# Trailer for sale



## djleye (Nov 14, 2002)

Guys, I know this isn't the classifieds, but I know everyone here is looking for ideas, some are looking for new trailers.

We have a 6 x10 haulmark for sale. It is silver in color. It also has a foot extra height. Has a ceiling vent, double rear doors and a side door. Also has rear stabalizer jacks, spare tire (not mounted) and a jack and lug wrench. We put extra crossmembers on the side for stability as well as thick plywood walls (not luan). Trailer has been painted and caulked inside as well. It is a 2005 with around 1000 miles on it. Tires are in great shape.
Asking $2300 OBO.
Trailer is in West Fargo.
PM me or call 701-371-9090 for any further details.


----------



## dblkluk (Oct 3, 2002)

I hope your upgrading and not taking up golf...


----------



## djleye (Nov 14, 2002)

I decide I was going to birdwatch with PC!!!!! :wink:


----------



## Leo Porcello (Jul 10, 2003)

I think God took me seriously because that is what this season has been...birdwatching!


----------



## Perry Thorvig (Mar 6, 2002)

I wish it was a five footer, Dan. I am thinking about replacing mine. But, I can't fit a six footer through my rear garage door into the back yard.

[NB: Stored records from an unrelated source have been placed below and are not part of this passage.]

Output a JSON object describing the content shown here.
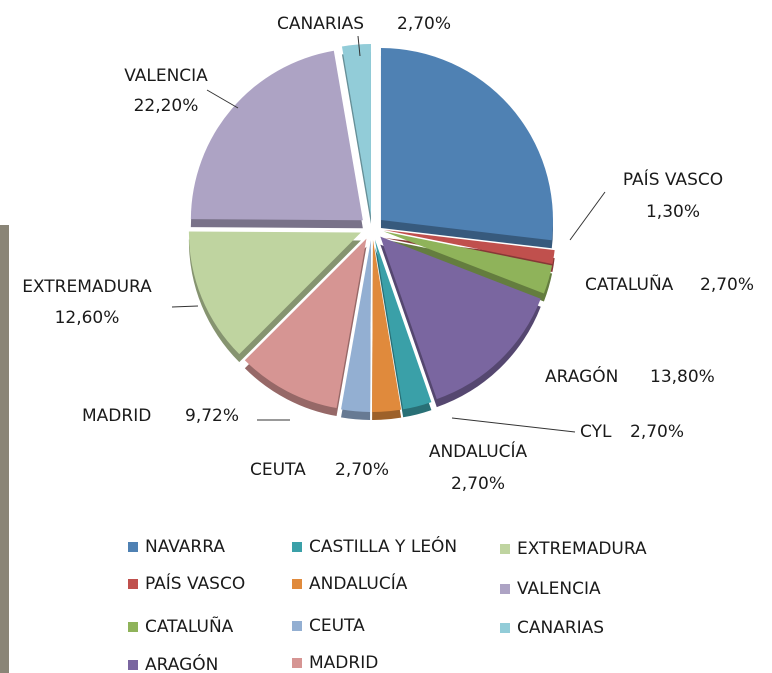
{
  "chart_data": {
    "type": "pie",
    "categories": [
      "NAVARRA",
      "CASTILLA Y LEÓN",
      "PAÍS VASCO",
      "ANDALUCÍA",
      "CATALUÑA",
      "CEUTA",
      "ARAGÓN",
      "MADRID",
      "EXTREMADURA",
      "VALENCIA",
      "CANARIAS"
    ],
    "slice_order": [
      0,
      2,
      4,
      6,
      1,
      3,
      5,
      7,
      8,
      9,
      10
    ],
    "slice_labels": [
      null,
      "CYL",
      "PAÍS VASCO",
      "ANDALUCÍA",
      "CATALUÑA",
      "CEUTA",
      "ARAGÓN",
      "MADRID",
      "EXTREMADURA",
      "VALENCIA",
      "CANARIAS"
    ],
    "values": [
      26.88,
      2.7,
      1.3,
      2.7,
      2.7,
      2.7,
      13.8,
      9.72,
      12.6,
      22.2,
      2.7
    ],
    "value_labels": [
      null,
      "2,70%",
      "1,30%",
      "2,70%",
      "2,70%",
      "2,70%",
      "13,80%",
      "9,72%",
      "12,60%",
      "22,20%",
      "2,70%"
    ],
    "colors": [
      "#4f81b3",
      "#3aa0a8",
      "#c0504d",
      "#e08a3c",
      "#8fb35a",
      "#93afd2",
      "#7a66a0",
      "#d69593",
      "#bfd4a0",
      "#ada3c4",
      "#92ccd8"
    ]
  }
}
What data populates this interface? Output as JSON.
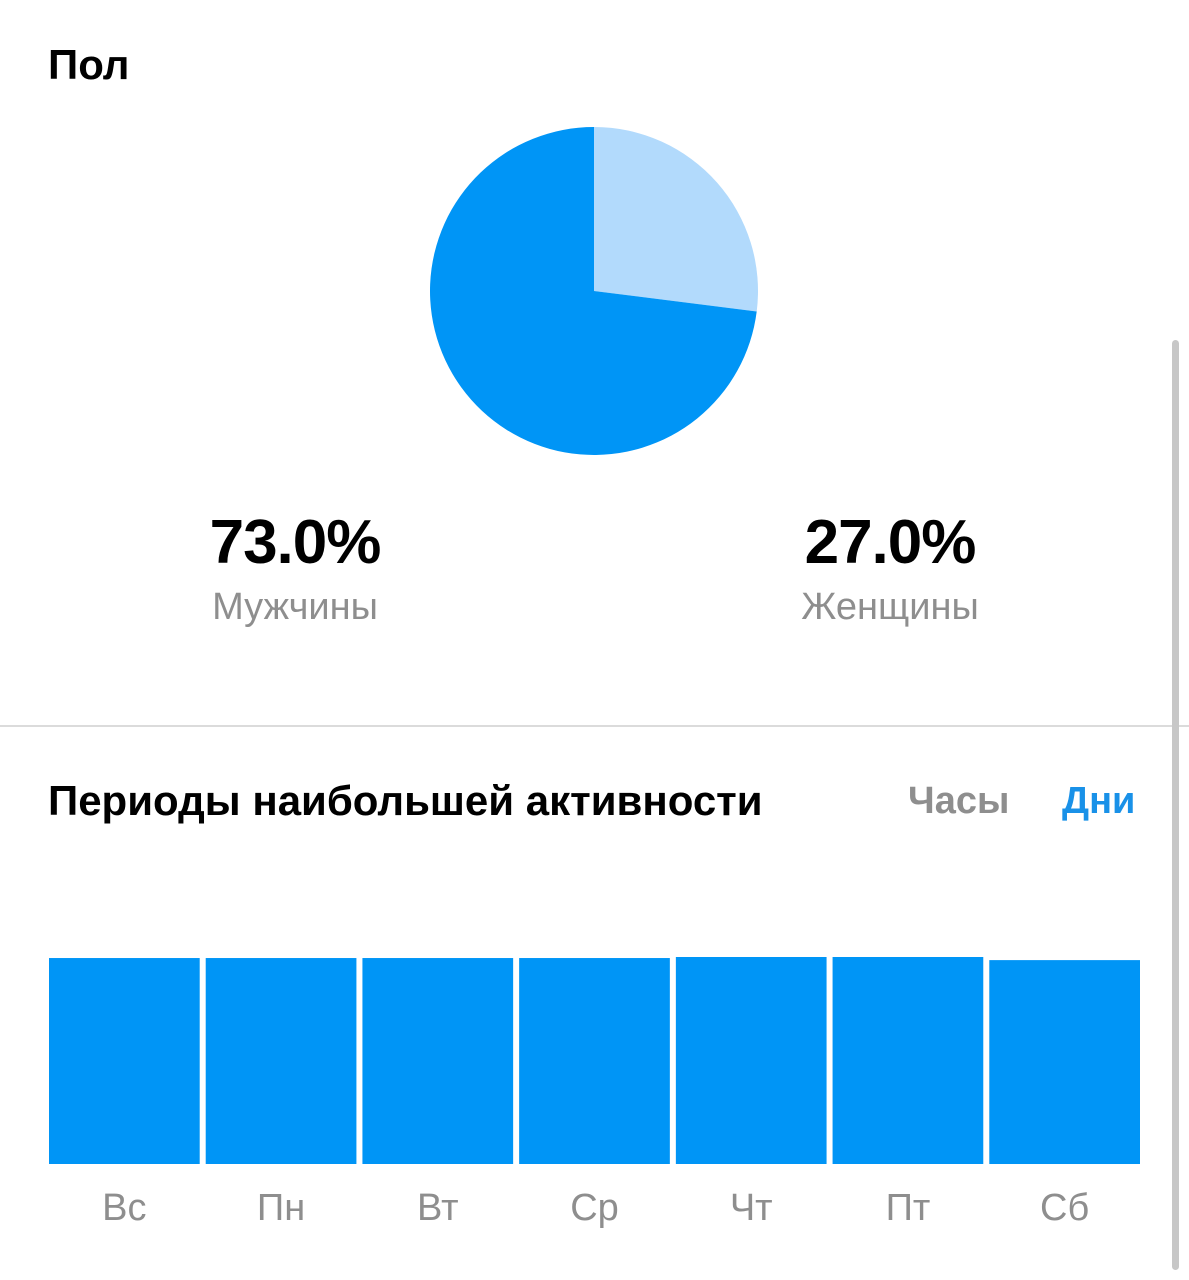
{
  "gender": {
    "title": "Пол",
    "male_value": "73.0%",
    "male_label": "Мужчины",
    "female_value": "27.0%",
    "female_label": "Женщины"
  },
  "activity": {
    "title": "Периоды наибольшей активности",
    "toggle_hours": "Часы",
    "toggle_days": "Дни",
    "active_toggle": "days"
  },
  "colors": {
    "primary": "#0095f6",
    "secondary": "#b2dafc",
    "active_toggle": "#1991e8",
    "muted_text": "#8e8e8e",
    "divider": "#dbdbdb"
  },
  "chart_data": [
    {
      "type": "pie",
      "title": "Пол",
      "categories": [
        "Мужчины",
        "Женщины"
      ],
      "values": [
        73.0,
        27.0
      ],
      "colors": [
        "#0095f6",
        "#b2dafc"
      ]
    },
    {
      "type": "bar",
      "title": "Периоды наибольшей активности",
      "categories": [
        "Вс",
        "Пн",
        "Вт",
        "Ср",
        "Чт",
        "Пт",
        "Сб"
      ],
      "values": [
        99.5,
        99.5,
        99.5,
        99.5,
        100,
        100,
        98.5
      ],
      "ylim": [
        0,
        100
      ],
      "color": "#0095f6",
      "grid": false
    }
  ]
}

Hope you and the kids are getting your costumes ready for tomorrow night!!


----------



## djleye (Nov 14, 2002)

Actually, I am kind of looking for a 5 footer now. Especially after redoing my entire garage system since I sold the trailer!!!!   
It doesn't look like much until you remove it from the trailer and looking for shelf space!!!! :roll:


----------



## g/o (Jul 13, 2004)

I'll give you $900 and you deliver


----------



## djleye (Nov 14, 2002)

I'll sell Montes half to you. I alreday sold the rest to another guy. In fact, Monte believed me when I told him we only got $2000 for the trailer. I actually got $3000. WHat he doesn't know won't hurt him!!!! :lol:


----------



## g/o (Jul 13, 2004)

> Asking $2300 OBO.


How Can You Sleep at Night!!!!!!!!!!!!!!!!!!!!!!!!!!!!!!! :eyeroll: :eyeroll: :eyeroll: :eyeroll: :eyeroll: :eyeroll: :eyeroll: :eyeroll: :eyeroll:



> . I actually got $3000.


 :eyeroll: :eyeroll: :eyeroll: :eyeroll: :eyeroll: :eyeroll: :eyeroll: :eyeroll: :eyeroll: :eyeroll: :eyeroll: :eyeroll: :eyeroll: :eyeroll:


----------



## if it flies it dies1 (Mar 22, 2008)

if you still have the trailer please call me at 320-760-1618 thanks :sniper:


----------



## djleye (Nov 14, 2002)

Sorry, trailer is gone. I am looking for a 5 x 8 enclosed if anyone has one for sale!!!


----------